The news: In March, acceptance letters will go out to Chicago students who applied for coveted seats in the city’s highest-performing schools.
Behind the news: Odds are that white students will have an edge in getting into Chicago’s strongest grammar schools, a Chicago Reporter analysis of enrollment data found.
While white students’ overall enrollment has shrunk, the share of white students attending the city’s strongest grade schools grew by 2 percentage points between the fall of 2009—when a federal judge lifted a long-running desegregation consent decree—and the fall of 2011, the analysis shows.
Barbara Radner, director of the Center for Urban Education at DePaul University, said it’s too soon to tell if the uptick of white student enrollment in the city’s best schools has anything to do with the district’s admissions policy, which was redrafted in the months after the consent decree was scrapped. Under the new admissions rules, a larger number of seats are reserved for students who live in close proximity to the application-based schools, 44 percent of which are located in majority-white or increasingly white communities.

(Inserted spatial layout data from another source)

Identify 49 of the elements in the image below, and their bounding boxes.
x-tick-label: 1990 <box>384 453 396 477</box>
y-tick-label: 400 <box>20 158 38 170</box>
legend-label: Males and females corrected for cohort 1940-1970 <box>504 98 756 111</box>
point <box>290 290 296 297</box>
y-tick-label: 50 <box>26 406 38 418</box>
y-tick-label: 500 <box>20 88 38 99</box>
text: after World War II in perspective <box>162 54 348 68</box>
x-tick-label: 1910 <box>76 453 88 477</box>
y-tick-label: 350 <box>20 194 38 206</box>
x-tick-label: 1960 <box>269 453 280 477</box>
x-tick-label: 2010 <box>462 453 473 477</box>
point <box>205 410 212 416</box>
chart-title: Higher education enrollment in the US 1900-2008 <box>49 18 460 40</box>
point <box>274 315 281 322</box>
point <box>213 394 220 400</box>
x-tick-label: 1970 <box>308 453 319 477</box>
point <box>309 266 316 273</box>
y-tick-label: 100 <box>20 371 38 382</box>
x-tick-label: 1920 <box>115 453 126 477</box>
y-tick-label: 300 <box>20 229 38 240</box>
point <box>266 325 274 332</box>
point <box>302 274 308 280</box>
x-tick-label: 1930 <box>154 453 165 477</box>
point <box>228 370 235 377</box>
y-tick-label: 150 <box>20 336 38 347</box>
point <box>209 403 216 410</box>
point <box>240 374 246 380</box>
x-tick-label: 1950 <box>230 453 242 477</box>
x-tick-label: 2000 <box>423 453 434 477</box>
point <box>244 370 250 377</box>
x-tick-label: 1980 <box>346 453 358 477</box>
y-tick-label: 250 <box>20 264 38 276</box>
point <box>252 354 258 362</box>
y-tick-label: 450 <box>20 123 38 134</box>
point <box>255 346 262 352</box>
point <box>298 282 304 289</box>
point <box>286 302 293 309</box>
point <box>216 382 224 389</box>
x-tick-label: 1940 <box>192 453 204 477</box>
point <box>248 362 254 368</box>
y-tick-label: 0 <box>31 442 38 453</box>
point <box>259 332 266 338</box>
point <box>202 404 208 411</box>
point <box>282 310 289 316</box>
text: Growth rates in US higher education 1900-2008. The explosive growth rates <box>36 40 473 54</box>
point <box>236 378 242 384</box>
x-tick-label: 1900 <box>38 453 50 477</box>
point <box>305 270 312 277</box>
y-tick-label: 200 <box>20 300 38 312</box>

“If the numbers represent a change in the weather, then it’s not so bad,” Radner said. “If they are an indication of climate change, that’s a problem.”
Either way, white students are likely to continue holding a disproportionate number of seats in the city’s highest-performing schools. One in four white elementary school students attends a selective enrollment or magnet school this year, the Reporter found, while only 14 percent of African-American and 10 percent of Latino students go to top schools.